The jobless figures “were a splash of cold water on the optimism in the market,” Caramaschi said in a telephone interview. The budget news “just anticipates spending cuts that are expected to happen.”
Rousseff estimates the benchmark interest rate may be reduced to 10.5 percent from 11 percent next week if the government shows its commitment to the 2012 fiscal target, Brasilia-based Correio Braziliense reported today, without saying how it obtained the information. Rousseff’s team sees room for borrowing costs to be lowered to 9 percent this year, the newspaper said.

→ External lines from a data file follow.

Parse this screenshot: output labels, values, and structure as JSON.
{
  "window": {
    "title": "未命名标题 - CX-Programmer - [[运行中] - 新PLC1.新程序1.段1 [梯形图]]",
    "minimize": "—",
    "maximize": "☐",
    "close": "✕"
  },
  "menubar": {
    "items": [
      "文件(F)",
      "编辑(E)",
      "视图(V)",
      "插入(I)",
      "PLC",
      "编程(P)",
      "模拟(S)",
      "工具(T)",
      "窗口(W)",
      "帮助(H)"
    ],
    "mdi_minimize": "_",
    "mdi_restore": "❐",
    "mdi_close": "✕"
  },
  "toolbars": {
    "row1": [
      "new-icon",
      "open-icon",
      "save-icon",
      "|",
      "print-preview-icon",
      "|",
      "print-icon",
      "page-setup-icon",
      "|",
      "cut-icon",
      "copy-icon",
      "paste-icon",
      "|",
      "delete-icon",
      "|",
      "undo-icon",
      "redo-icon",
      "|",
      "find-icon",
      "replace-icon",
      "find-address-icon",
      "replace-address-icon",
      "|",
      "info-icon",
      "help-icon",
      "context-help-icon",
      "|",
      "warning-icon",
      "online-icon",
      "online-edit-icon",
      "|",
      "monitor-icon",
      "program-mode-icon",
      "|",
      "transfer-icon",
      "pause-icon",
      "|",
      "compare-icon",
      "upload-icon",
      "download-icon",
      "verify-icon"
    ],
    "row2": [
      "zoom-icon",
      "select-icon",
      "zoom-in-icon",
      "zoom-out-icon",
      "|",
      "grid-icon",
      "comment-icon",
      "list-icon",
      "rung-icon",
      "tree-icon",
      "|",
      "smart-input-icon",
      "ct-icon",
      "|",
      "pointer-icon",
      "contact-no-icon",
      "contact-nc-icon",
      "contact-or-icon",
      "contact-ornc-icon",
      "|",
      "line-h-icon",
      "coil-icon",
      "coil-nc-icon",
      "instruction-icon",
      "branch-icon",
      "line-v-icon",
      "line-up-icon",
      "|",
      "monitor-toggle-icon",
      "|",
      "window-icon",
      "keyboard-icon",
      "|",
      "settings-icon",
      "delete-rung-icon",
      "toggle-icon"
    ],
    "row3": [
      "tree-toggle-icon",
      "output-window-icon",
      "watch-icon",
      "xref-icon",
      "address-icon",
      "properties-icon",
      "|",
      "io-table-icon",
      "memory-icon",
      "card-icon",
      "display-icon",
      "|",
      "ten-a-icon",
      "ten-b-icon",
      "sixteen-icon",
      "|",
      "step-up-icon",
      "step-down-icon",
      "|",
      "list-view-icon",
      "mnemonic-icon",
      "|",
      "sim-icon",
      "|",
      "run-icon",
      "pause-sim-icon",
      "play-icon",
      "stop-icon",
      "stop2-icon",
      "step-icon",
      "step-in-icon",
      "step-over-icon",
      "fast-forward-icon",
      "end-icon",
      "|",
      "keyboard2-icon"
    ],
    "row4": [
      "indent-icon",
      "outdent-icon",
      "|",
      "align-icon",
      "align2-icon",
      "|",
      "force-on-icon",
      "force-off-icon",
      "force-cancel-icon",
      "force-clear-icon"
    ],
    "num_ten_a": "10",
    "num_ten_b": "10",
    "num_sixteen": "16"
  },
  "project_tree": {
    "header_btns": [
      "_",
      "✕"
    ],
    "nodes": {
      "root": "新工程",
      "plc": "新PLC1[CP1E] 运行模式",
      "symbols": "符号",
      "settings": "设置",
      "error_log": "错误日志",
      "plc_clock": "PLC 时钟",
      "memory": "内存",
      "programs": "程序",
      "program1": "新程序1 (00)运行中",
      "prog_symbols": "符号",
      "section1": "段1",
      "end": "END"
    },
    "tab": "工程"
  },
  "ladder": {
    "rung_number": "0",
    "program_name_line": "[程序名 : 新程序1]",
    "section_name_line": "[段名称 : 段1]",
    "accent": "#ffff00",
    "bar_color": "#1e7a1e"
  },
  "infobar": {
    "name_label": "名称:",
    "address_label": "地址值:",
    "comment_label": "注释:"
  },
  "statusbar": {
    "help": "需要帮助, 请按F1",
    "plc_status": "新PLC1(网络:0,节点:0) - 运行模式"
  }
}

The Finance Ministry declined to comment in an e-mailed statement.
Policy makers have cut the benchmark lending rate 150 basis points since August to 11 percent to shore up the economy. Traders are wagering the central bank will reduce the Selic rate to as low as 10 percent by May, interest-rate futures contracts show.
The budget report overshadowed data showing Brazil’s November retail sales rose 1.3 percent from October, surpassing the 0.4 percent median estimate of 29 analysts surveyed by Bloomberg. A 6.8 percent jump from a year earlier also exceeded estimates.
“An increase was already expected, but the pace of gains was stronger than anticipated,” Mauricio Nakahodo, senior economist at CM Capital Markets, said by phone from Sao Paulo.
The real gained with most other major and emerging-market currencies after Spain and Italy completed successful debt auctions and inflation in China cooled to a 15-month low, strengthening speculation the government will take steps to boost the economic growth of Brazil’s biggest trading partner.
“With the drop in inflation, there could be a reduction of reserve requirements in China,” Nakahodo said.